We are now inches away from the merry and magical end of the year. In theory and hope anyway. The holidays bring a melange of all of life’s greatest and worst moments all rolled up into one last week of glory. After our enchanted winter solstice evening, Sir Husband and I did a little bit of reflection while we were still riding the high of twirling around a bonfire next to the sea.

After pausing for thought to decide what to release from this past year and welcome for the new one, we knew we had one more hurdle. Getting through the holidays. It’s a crazy time of year, no matter how you cut it. There’s a yin yang feel to it, a sour and sweet, a stirred-up peacefulness. No matter what our reason for the season is, feelings rise up to the surface like a phoenix…for everyone, and it can be both good and bad.

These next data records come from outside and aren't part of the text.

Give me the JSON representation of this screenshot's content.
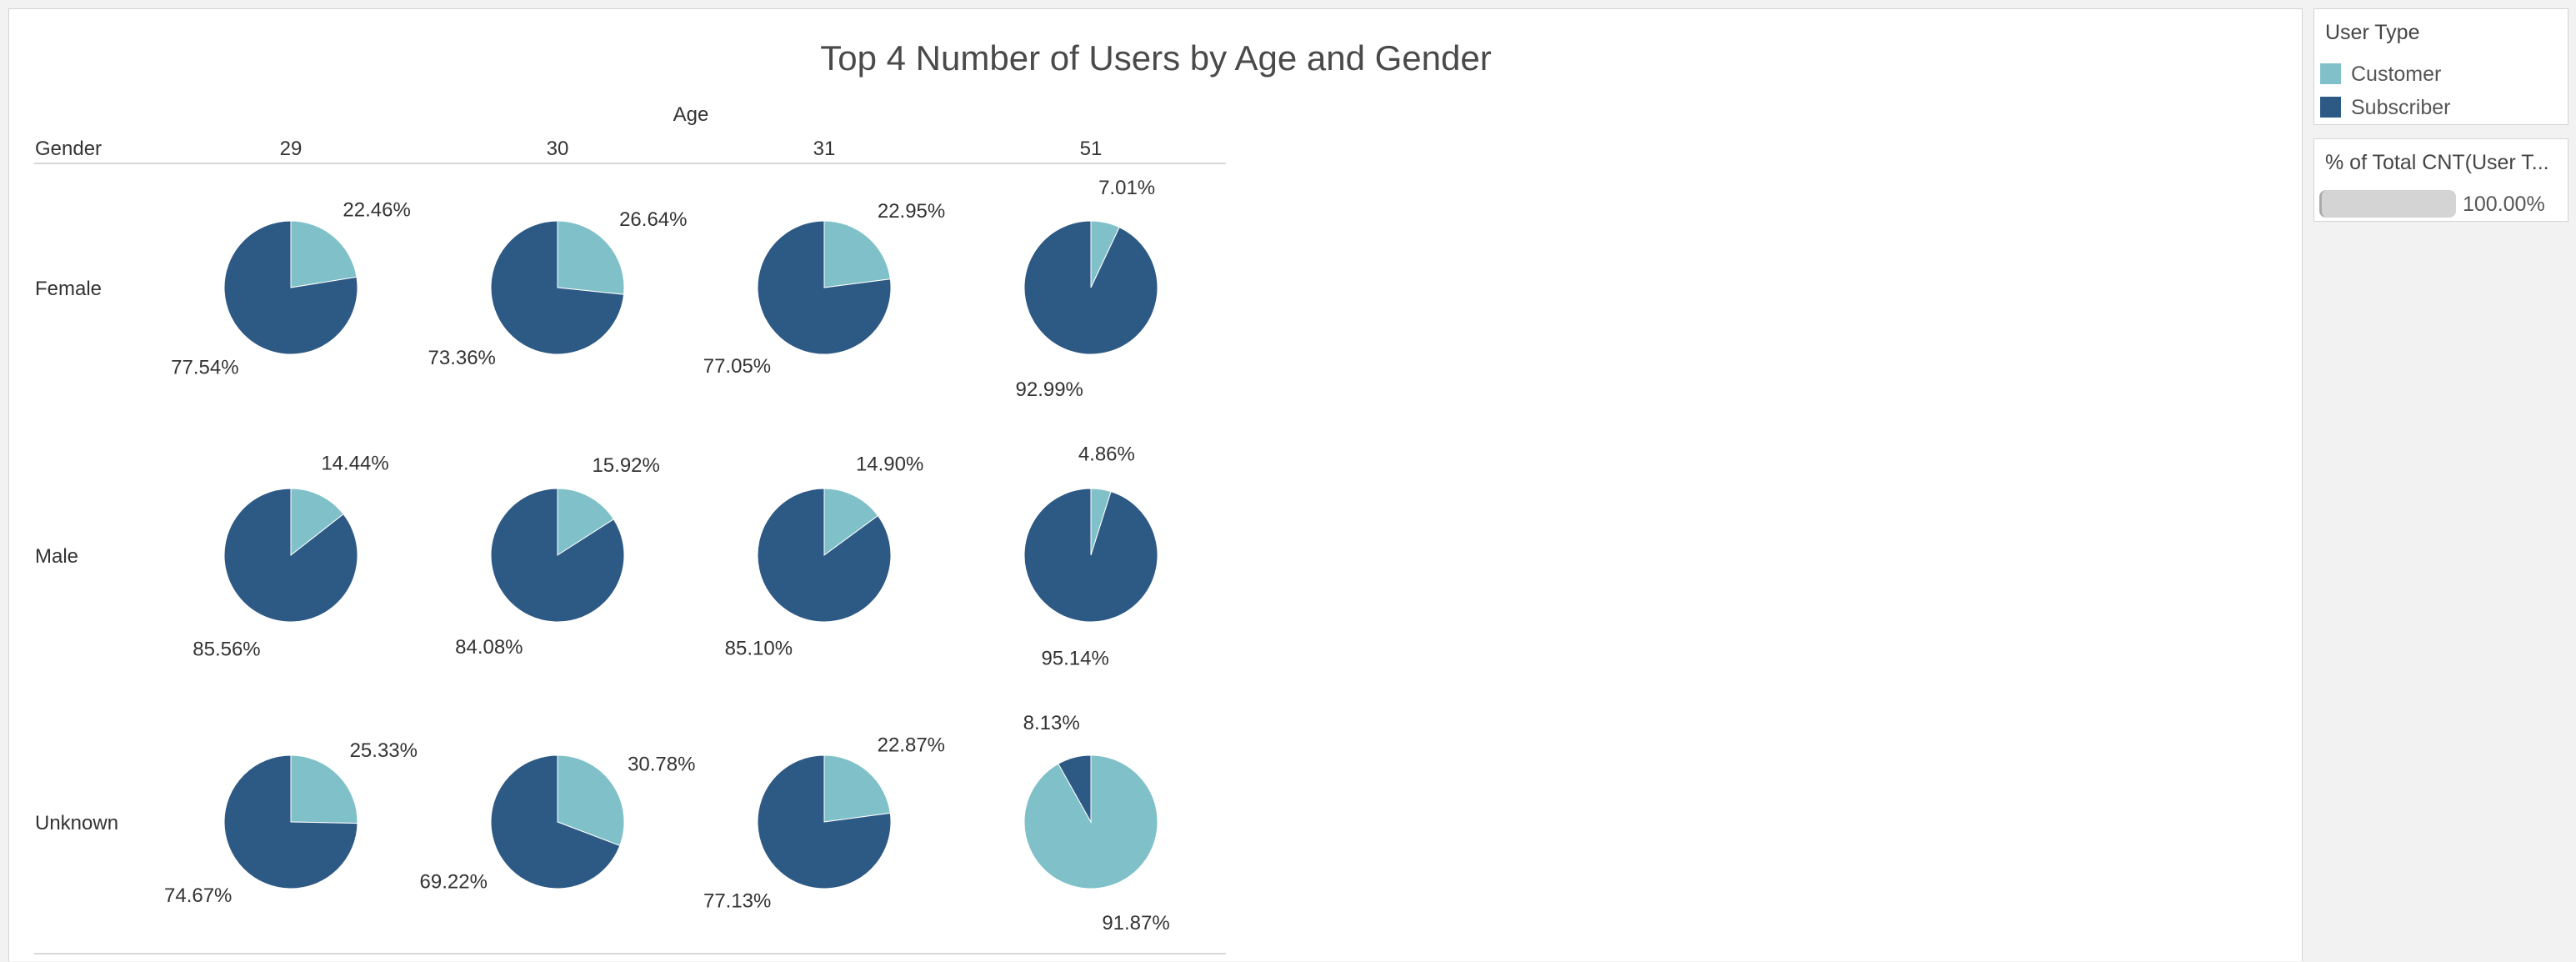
{
  "chart_data": {
    "type": "pie",
    "title": "Top 4 Number of Users by Age and Gender",
    "column_header": "Age",
    "row_header": "Gender",
    "columns": [
      "29",
      "30",
      "31",
      "51"
    ],
    "rows": [
      "Female",
      "Male",
      "Unknown"
    ],
    "series": [
      "Customer",
      "Subscriber"
    ],
    "colors": {
      "Customer": "#80c1c9",
      "Subscriber": "#2d5985"
    },
    "cells": [
      {
        "gender": "Female",
        "age": "29",
        "Customer": 22.46,
        "Subscriber": 77.54,
        "customer_label": "22.46%",
        "subscriber_label": "77.54%"
      },
      {
        "gender": "Female",
        "age": "30",
        "Customer": 26.64,
        "Subscriber": 73.36,
        "customer_label": "26.64%",
        "subscriber_label": "73.36%"
      },
      {
        "gender": "Female",
        "age": "31",
        "Customer": 22.95,
        "Subscriber": 77.05,
        "customer_label": "22.95%",
        "subscriber_label": "77.05%"
      },
      {
        "gender": "Female",
        "age": "51",
        "Customer": 7.01,
        "Subscriber": 92.99,
        "customer_label": "7.01%",
        "subscriber_label": "92.99%"
      },
      {
        "gender": "Male",
        "age": "29",
        "Customer": 14.44,
        "Subscriber": 85.56,
        "customer_label": "14.44%",
        "subscriber_label": "85.56%"
      },
      {
        "gender": "Male",
        "age": "30",
        "Customer": 15.92,
        "Subscriber": 84.08,
        "customer_label": "15.92%",
        "subscriber_label": "84.08%"
      },
      {
        "gender": "Male",
        "age": "31",
        "Customer": 14.9,
        "Subscriber": 85.1,
        "customer_label": "14.90%",
        "subscriber_label": "85.10%"
      },
      {
        "gender": "Male",
        "age": "51",
        "Customer": 4.86,
        "Subscriber": 95.14,
        "customer_label": "4.86%",
        "subscriber_label": "95.14%"
      },
      {
        "gender": "Unknown",
        "age": "29",
        "Customer": 25.33,
        "Subscriber": 74.67,
        "customer_label": "25.33%",
        "subscriber_label": "74.67%"
      },
      {
        "gender": "Unknown",
        "age": "30",
        "Customer": 30.78,
        "Subscriber": 69.22,
        "customer_label": "30.78%",
        "subscriber_label": "69.22%"
      },
      {
        "gender": "Unknown",
        "age": "31",
        "Customer": 22.87,
        "Subscriber": 77.13,
        "customer_label": "22.87%",
        "subscriber_label": "77.13%"
      },
      {
        "gender": "Unknown",
        "age": "51",
        "Customer": 91.87,
        "Subscriber": 8.13,
        "customer_label": "91.87%",
        "subscriber_label": "8.13%"
      }
    ]
  },
  "legend": {
    "title": "User Type",
    "items": [
      {
        "label": "Customer",
        "color": "#80c1c9"
      },
      {
        "label": "Subscriber",
        "color": "#2d5985"
      }
    ]
  },
  "size_legend": {
    "title": "% of Total CNT(User T...",
    "value": "100.00%"
  }
}
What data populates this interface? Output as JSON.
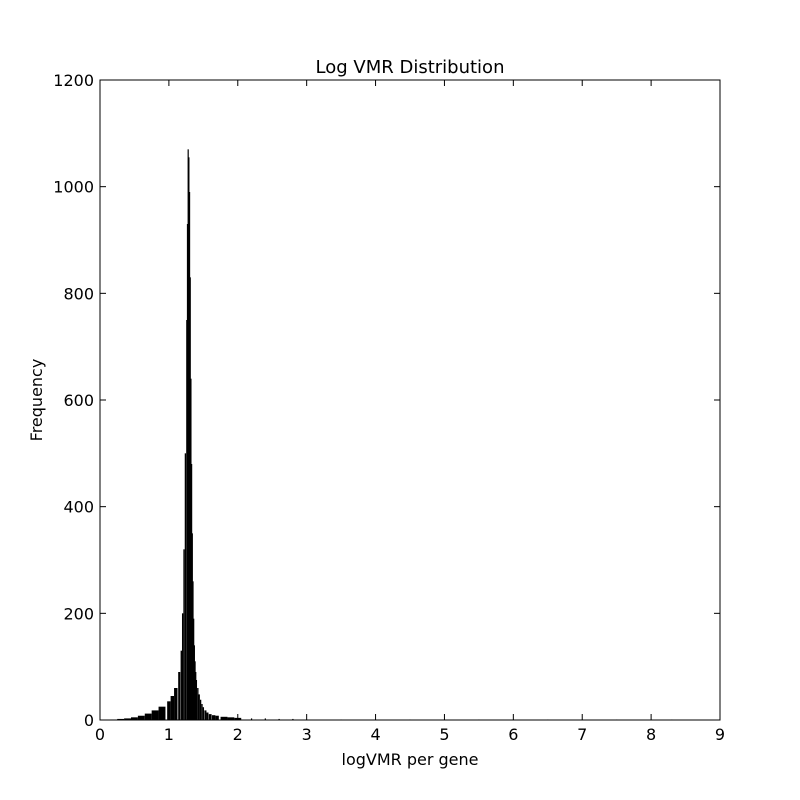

We are quite discerning now in what we discuss or discard, with thoughts, with situations, even with people. Do we allow craziness into our heads, hearts and home-space? Or not? Whether we are dealing with naughty or nice – and I assure you this time of year reveals both – we came up with a few prevailing thoughts.

People are going to be people. Relatives, friends, family or foe, the external environment is what it is. It’s really about our own inner landscape, how we feel on the inside. The big choice is to decide what we are going to do with ourselves in those moments opposing our zen.

If there’s one big thing we learned this year, it’s that our well being, ourselves matter. That is the motivating factor when dealing with people or situations that feel less than favorable, especially now. We really don’t owe anyone anything, and we owe ourselves everything. It’s not selfish, it’s serious. Self-care in the moment can make all the difference.

Yep it takes practice and it doesn’t always feel easy, but we’re getting good at disengaging from what perpetually drains us. We’re mastering the instant discard of yucky people or things. We reach for a happier place in our hearts, or a happier thought in our heads. We do a quick visualization of something that makes us feel good and we go there, giving ourselves permission to remove from whatever or whomever we must. For real. We get out of the way of the chaos, because nobody’s going to do it for us.

We recently learned that when we embrace a bit of peaceful and calm, even just a smidgen, we not only feel better, it grows. Then somehow – and we’re quite not sure how – it sort of spreads around. And that’s not a bad thing to share…anytime of year.